The High Court in the above context of the case noted, “In the background of evidence produced, if we examine the impugned order, learned Family Court in paragraph 27 onward has assessed and examined this issue and after referring Exhibit-61 believed that in 2013, the husband was getting Rs.1,24,439/- towards the salary. This evidence coming from the document was not accepted by the learned Family Court and also believed that the husband is suppressing his true income. It also appears that the petitioner husband has not produced any income tax returns during the trial.”

The Court referred to the judgment in the case of Kiran Tomar and others v. State of Uttar Pradesh and another -2022 (0) AIJEL – SC 70439 in which it was observed by the Apex Court that income tax returns do not necessarily furnish an accurate guide of the real income particularly when the parties are engaged in matrimonial quarrel. The Court said that there is a tendency of the husband to underestimate his income and hence, it stressed upon that it is for the Family Court to determine on a holistic assessment of the evidence what would be the real income.

“The scope of revision under Section 397 read with Section 401 is limited and circumscribed.

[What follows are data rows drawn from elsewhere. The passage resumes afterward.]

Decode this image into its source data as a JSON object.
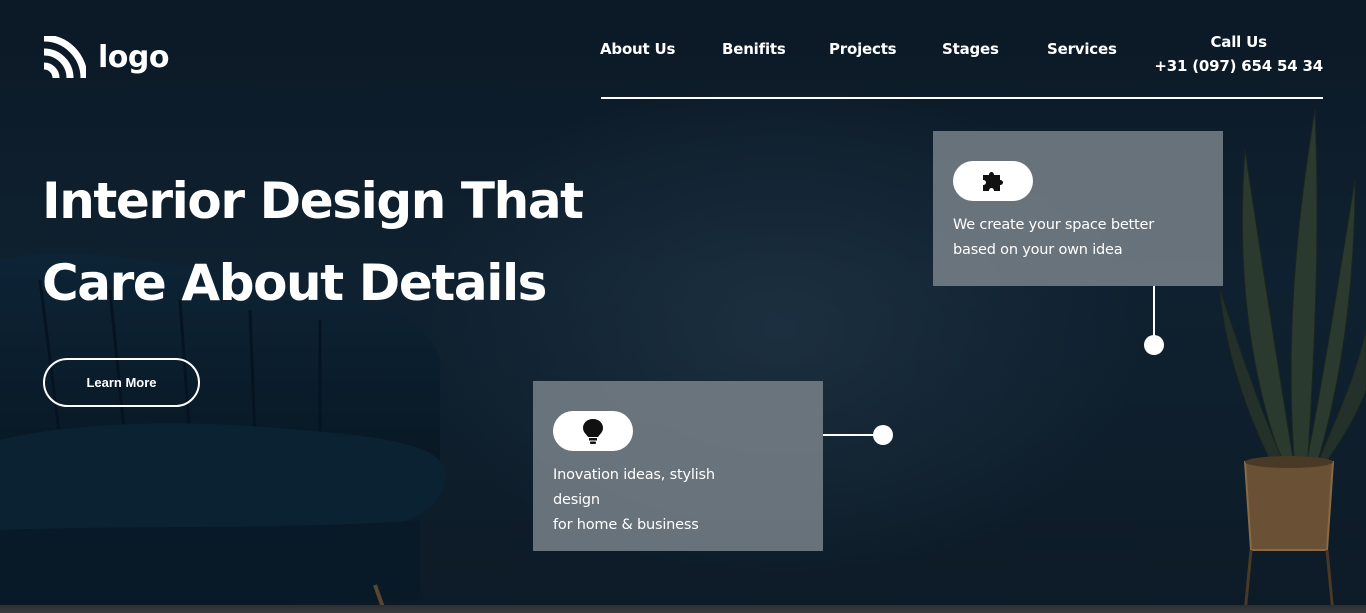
{
  "logo": {
    "text": "logo",
    "icon": "signal-arcs-icon"
  },
  "nav": {
    "items": [
      {
        "label": "About Us"
      },
      {
        "label": "Benifits"
      },
      {
        "label": "Projects"
      },
      {
        "label": "Stages"
      },
      {
        "label": "Services"
      }
    ],
    "call_label": "Call Us",
    "call_number": "+31 (097) 654 54 34"
  },
  "hero": {
    "headline_line1": "Interior Design That",
    "headline_line2": "Care About Details",
    "cta_label": "Learn More"
  },
  "cards": [
    {
      "icon": "puzzle-piece-icon",
      "text": "We create your space better\nbased on your own idea"
    },
    {
      "icon": "lightbulb-icon",
      "text": "Inovation ideas, stylish\ndesign\nfor home & business"
    }
  ],
  "colors": {
    "background": "#0c1926",
    "card": "#7d858c",
    "text": "#ffffff"
  }
}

The scope is to examine the correctness, legality or perversity in examining the record of any proceeding before the learned Family Court as to the correctness, legality or perversity of any finding arrived at. The revisional scope is limited to set right apparent defect or error of jurisdiction or law. In view of the above discussion and having ascertained the correctness, legality and propriety of the impugned order under the limited revisional jurisdiction, this Court finds no good case for the petitioner. Learned Family Court has assessed all the evidence on record and reached to the conclusion rightly”, it concluded.

Accordingly, the High Court dismissed the revision application.

Cause Title- Meghrajsinh v. Meghaviniba & Anr.